Trading offers amazing opportunities, regardless of the market. For many, this has been a bear market of “realization”. Perhaps, we will see some interesting events taking place in the next bear market. The beauty of trading is that it is not limited to any particular market condition. It’s an “open license” to maximize and capitalize on any and every market condition.
Accuracy & Simplification
Two very important aspects of blockchain-based alternatives are accuracy and simplification. Blockchain-based models aim to simplify processes, ultimately removing friction and unnecessary time consumption. In a busy world, this is attractive to pretty much every sector and avenue of life.
Reliability through accuracy is also a very important benefit of blockchain. An accurate and immutable public ledger creates an atmosphere of safety and reliability. I have often said that human failure and laziness are blockchain’s biggest marketers. Reliability is essential, especially in the health sector.
There are a few sectors where I believe excellence is not an option but a standard, for the simple reason that mistakes carry enormous repercussions. They are the following:
You can make a mistake with a meal in a restaurant, or send the wrong item via a delivery service. These are inconvenient experiences. However, they are not crucial or life-altering. Make a mistake on the operating table, and that’s another story. Poor performance resulting in the loss of basic services for days or weeks is also an entirely different story.
Blockchain ultimately limits the aspect of human error. It does not remove it entirely, but it definitely reduces error at critical control points. The more reliable, or safer a service can become, the better! Blockchain aims to simplify and improve upon the legacy systems we have grown so accustomed to. Perhaps, that is why many are unable to embrace the idea of blockchain.
What About The Health Sector?
Back in 2018 and 2019, I had a look at a few projects in this particular sector. Unfortunately, it appears as if there have been no real success stories within this particular industry. I find it somewhat strange, as it is an absolutely crucial sector that I am sure will eventually be dominated by blockchain technology.

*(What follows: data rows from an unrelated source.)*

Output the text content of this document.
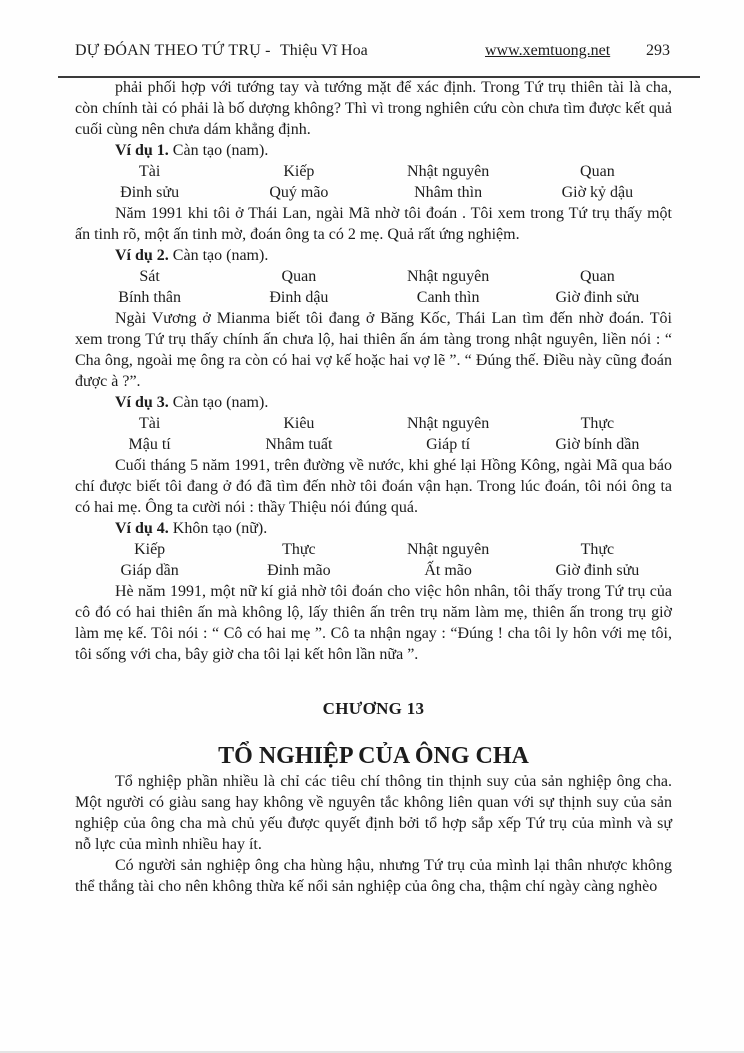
DỰ ĐÓAN THEO TỨ TRỤ - Thiệu Vĩ Hoa	www.xemtuong.net 293

phải phối hợp với tướng tay và tướng mặt để xác định. Trong Tứ trụ thiên tài là cha, còn chính tài có phải là bố dượng không? Thì vì trong nghiên cứu còn chưa tìm được kết quả cuối cùng nên chưa dám khẳng định.

Ví dụ 1. Càn tạo (nam).
Tài	Kiếp	Nhật nguyên	Quan
Đinh sửu	Quý mão	Nhâm thìn	Giờ kỷ dậu

Năm 1991 khi tôi ở Thái Lan, ngài Mã nhờ tôi đoán . Tôi xem trong Tứ trụ thấy một ấn tinh rõ, một ấn tinh mờ, đoán ông ta có 2 mẹ. Quả rất ứng nghiệm.

Ví dụ 2. Càn tạo (nam).
Sát	Quan	Nhật nguyên	Quan
Bính thân	Đinh dậu	Canh thìn	Giờ đinh sửu

Ngài Vương ở Mianma biết tôi đang ở Băng Kốc, Thái Lan tìm đến nhờ đoán. Tôi xem trong Tứ trụ thấy chính ấn chưa lộ, hai thiên ấn ám tàng trong nhật nguyên, liền nói : “ Cha ông, ngoài mẹ ông ra còn có hai vợ kế hoặc hai vợ lẽ ”. “ Đúng thế. Điều này cũng đoán được à ?”.

Ví dụ 3. Càn tạo (nam).
Tài	Kiêu	Nhật nguyên	Thực
Mậu tí	Nhâm tuất	Giáp tí	Giờ bính dần

Cuối tháng 5 năm 1991, trên đường về nước, khi ghé lại Hồng Kông, ngài Mã qua báo chí được biết tôi đang ở đó đã tìm đến nhờ tôi đoán vận hạn. Trong lúc đoán, tôi nói ông ta có hai mẹ. Ông ta cười nói : thầy Thiệu nói đúng quá.

Ví dụ 4. Khôn tạo (nữ).
Kiếp	Thực	Nhật nguyên	Thực
Giáp dần	Đinh mão	Ất mão	Giờ đinh sửu

Hè năm 1991, một nữ kí giả nhờ tôi đoán cho việc hôn nhân, tôi thấy trong Tứ trụ của cô đó có hai thiên ấn mà không lộ, lấy thiên ấn trên trụ năm làm mẹ, thiên ấn trong trụ giờ làm mẹ kế. Tôi nói : “ Cô có hai mẹ ”. Cô ta nhận ngay : “Đúng ! cha tôi ly hôn với mẹ tôi, tôi sống với cha, bây giờ cha tôi lại kết hôn lần nữa ”.

CHƯƠNG 13
TỔ NGHIỆP CỦA ÔNG CHA

Tổ nghiệp phần nhiều là chỉ các tiêu chí thông tin thịnh suy của sản nghiệp ông cha. Một người có giàu sang hay không về nguyên tắc không liên quan với sự thịnh suy của sản nghiệp của ông cha mà chủ yếu được quyết định bởi tổ hợp sắp xếp Tứ trụ của mình và sự nỗ lực của mình nhiều hay ít.

Có người sản nghiệp ông cha hùng hậu, nhưng Tứ trụ của mình lại thân nhược không thể thắng tài cho nên không thừa kế nổi sản nghiệp của ông cha, thậm chí ngày càng nghèo
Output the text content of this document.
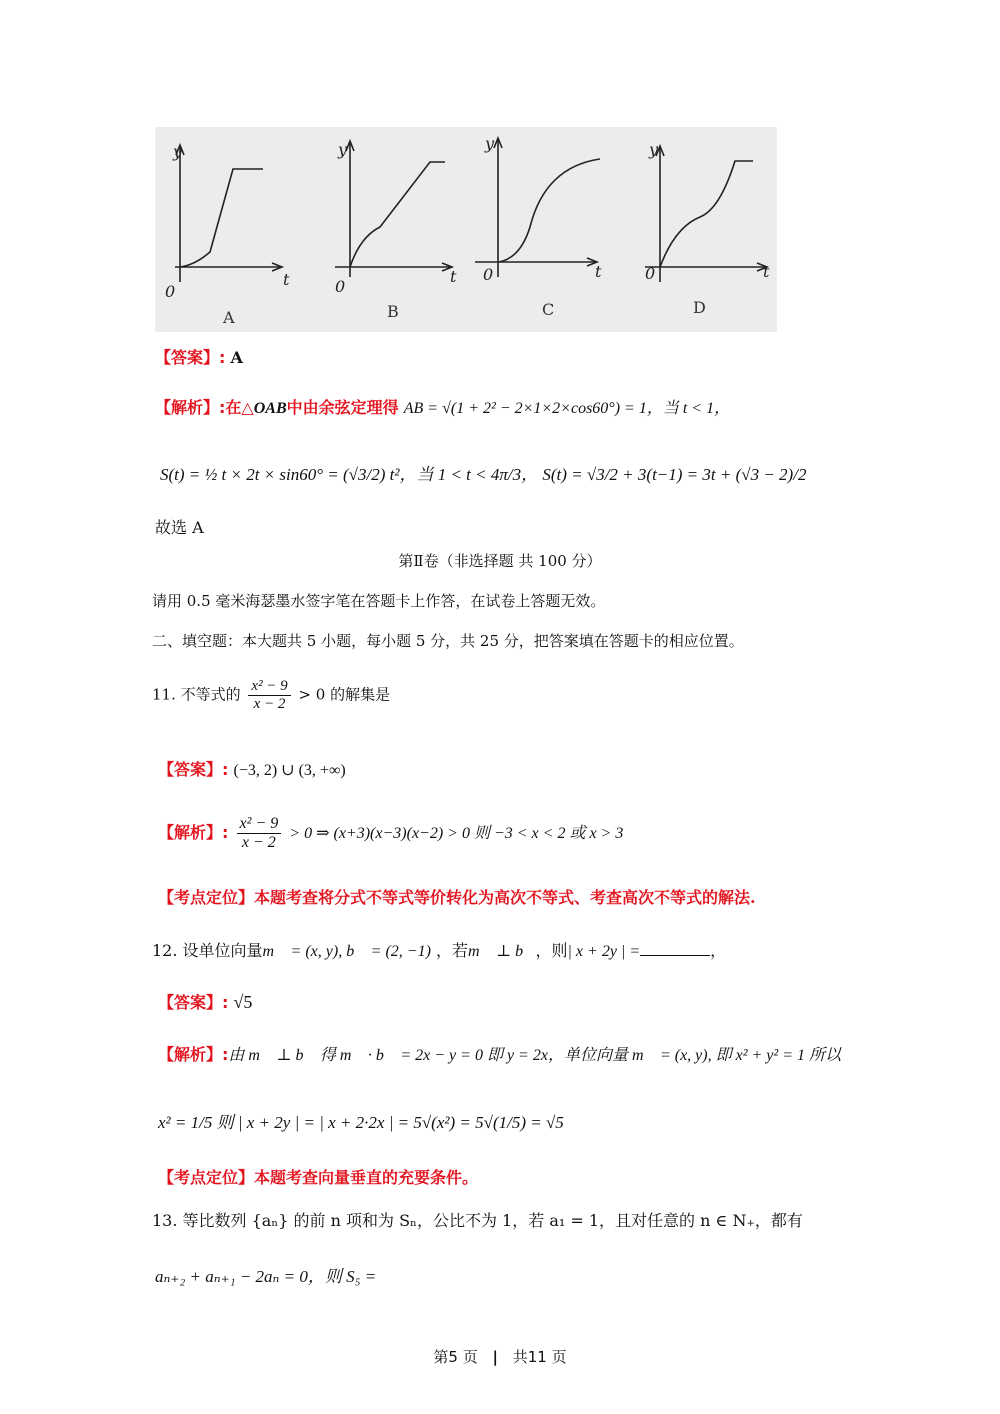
y
t
0
A
y
t
0
B
y
t
0
C
y
t
0
D
【答案】: A
【解析】:在△OAB中由余弦定理得 AB = √(1 + 2² − 2×1×2×cos60°) = 1，当 t < 1，
S(t) = ½ t × 2t × sin60° = (√3/2) t²，当 1 < t < 4π/3， S(t) = √3/2 + 3(t−1) = 3t + (√3 − 2)/2
故选 A
第Ⅱ卷（非选择题 共 100 分）
请用 0.5 毫米海瑟墨水签字笔在答题卡上作答，在试卷上答题无效。
二、填空题：本大题共 5 小题，每小题 5 分，共 25 分，把答案填在答题卡的相应位置。
11. 不等式的 $\frac{\text{x² − 9}}{x - 2} > 0$ 的解集是
【答案】: (−3, 2) ∪ (3, +∞)
【解析】: $\frac{\text{x² − 9}}{x - 2} > 0$ ⇒ (x+3)(x−3)(x−2) > 0 则 −3 < x < 2 或 x > 3
【考点定位】本题考查将分式不等式等价转化为高次不等式、考查高次不等式的解法.
12. 设单位向量m⃗ = (x, y), b⃗ = (2, −1) ，若m⃗ ⊥ b⃗，则| x + 2y | =	，
【答案】: √5
【解析】:由 m⃗ ⊥ b⃗ 得 m⃗ · b⃗ = 2x − y = 0 即 y = 2x，单位向量 m⃗ = (x, y), 即 x² + y² = 1 所以
x² = 1/5 则 | x + 2y | = | x + 2·2x | = 5√(x²) = 5√(1/5) = √5
【考点定位】本题考查向量垂直的充要条件。
13. 等比数列 {aₙ} 的前 n 项和为 Sₙ，公比不为 1，若 a₁ = 1，且对任意的 n ∈ N₊，都有
aₙ₊₂ + aₙ₊₁ − 2aₙ = 0，则 S₅ =
第5 页 | 共11 页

Some will be aware of Energy Web Token (EWT), which has performed relatively well since its inception. From an all-time low of $0.54 to an all-time high of $22.67, it’s performed relatively well. EWT is obviously a project geared around energy, especially, renewable energy. The market cap is currently only $144 million at the time of writing.
In my opinion, there should be similar projects in the medical field. Projects that are performing fairly well with reasonable growth and adoption. One that I have identified with some positive momentum behind it is Medibloc. At the time of writing, MED is up 16% for the day and currently has a market cap of $93 million.
Honestly, I enjoy this particular zone when it comes to market cap. It reveals room for growth, while simultaneously displaying a level of stability. The 24-hour trading volume for MED is $32 million, which is exceptional, in comparison to the market cap. How this project fairs in the future remains to be seen.
The point I am however trying to make is that there are going to be success stories within this particular sector, and it appears to be an area that is somewhat overlooked by investors.
In a similar way that tokenized real estate captured my attention, the medical field is another area that I believe has tremendous “blockchain potential”. As always, accurate and early identification is of the essence. It’s a sector I will be keeping an eye on and revisiting over time. I think that watching the performance of projects such as Medibloc is probably a good start. I will see where that takes me…
Qualification Is Not What It Use To Be
If you asked someone this question during previous cycles you were likely to get a very standard and simple answer. The typical answer was: If it solves a problem and has a relatively strong community, it’s pretty much good to go. This viewpoint is still relevant. However, the list of qualifying criteria has grown somewhat since the early days.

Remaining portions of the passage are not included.